C’est l’histoire d’une ingénierie pédagogique hybride : de la conception d’une formation entière au développement du module d’e learning qui en est l’une des étapes.

C’est un projet captivant auquel j’ai contribué. Pourtant je ne vais pas parler ici du sujet de la formation. Pourquoi ? Parce que j’ai envie de vous parler de mon travail ! Si je brouille le message avec la thématique de la formation, je sais que vous, lecteurs et lectrices, allez être totalement intrigué·e·s et parfaitement déconcentré·e·s par rapport au sujet du jour. Alors c’est non, désolée pour votre frustration ! Ici je vais retracer les étapes de mon travail pour le rendre perceptible.
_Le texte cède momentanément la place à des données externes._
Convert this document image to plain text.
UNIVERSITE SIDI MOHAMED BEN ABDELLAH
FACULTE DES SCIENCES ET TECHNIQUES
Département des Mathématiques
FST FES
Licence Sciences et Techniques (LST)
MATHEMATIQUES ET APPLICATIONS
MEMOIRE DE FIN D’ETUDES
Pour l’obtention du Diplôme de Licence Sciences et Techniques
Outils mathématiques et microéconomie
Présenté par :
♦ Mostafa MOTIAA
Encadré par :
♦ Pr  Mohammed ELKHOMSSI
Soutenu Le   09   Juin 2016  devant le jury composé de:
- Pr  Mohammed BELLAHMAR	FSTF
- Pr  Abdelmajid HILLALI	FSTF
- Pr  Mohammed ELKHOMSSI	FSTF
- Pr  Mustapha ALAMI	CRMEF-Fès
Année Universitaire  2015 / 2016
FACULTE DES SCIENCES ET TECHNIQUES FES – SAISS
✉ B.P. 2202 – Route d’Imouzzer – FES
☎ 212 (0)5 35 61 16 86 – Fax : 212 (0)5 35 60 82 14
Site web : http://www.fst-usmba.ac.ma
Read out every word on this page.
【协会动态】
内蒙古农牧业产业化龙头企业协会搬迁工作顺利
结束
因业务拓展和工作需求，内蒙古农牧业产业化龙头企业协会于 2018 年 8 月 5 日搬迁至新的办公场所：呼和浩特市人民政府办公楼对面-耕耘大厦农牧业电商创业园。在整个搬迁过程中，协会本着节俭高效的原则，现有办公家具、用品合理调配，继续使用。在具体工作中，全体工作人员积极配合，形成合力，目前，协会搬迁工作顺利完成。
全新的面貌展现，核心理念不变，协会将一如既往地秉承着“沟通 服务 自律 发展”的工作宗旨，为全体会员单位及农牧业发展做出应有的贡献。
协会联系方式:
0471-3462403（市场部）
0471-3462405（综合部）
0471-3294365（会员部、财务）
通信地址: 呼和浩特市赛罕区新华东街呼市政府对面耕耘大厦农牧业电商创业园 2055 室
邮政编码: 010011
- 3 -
En revanche, pour satisfaire votre curiosité insatiable, je vous donne rdv le mois prochain pour un article complémentaire où j’aborderai le sujet de ce projet ! Et comme le projet dans son ensemble est très long à décrire, nous nous retrouverons dans deux mois pour sa suite.

Reprenons : c’est donc l’histoire d’une ingénierie pédagogique hybride. Elle se déroule en sept étapes, du cahier des charges (ne grimacez pas, ça va bien se passer) à l’analyse de la satisfaction.

Première étape de l’ingénierie pédagogique : le cahier des charges

Tout commence toujours par un cahier des charges dans lequel il s’agit de se glisser. Il est rare que ce costume nous aille comme un gant.

Il est souvent trop étriqué : trop contraignant, il sera difficile d’y faire émerger de la créativité. Dans ces cas-là tout est serré, à commencé par le budget et il faudra faire avec, ou plutôt sans.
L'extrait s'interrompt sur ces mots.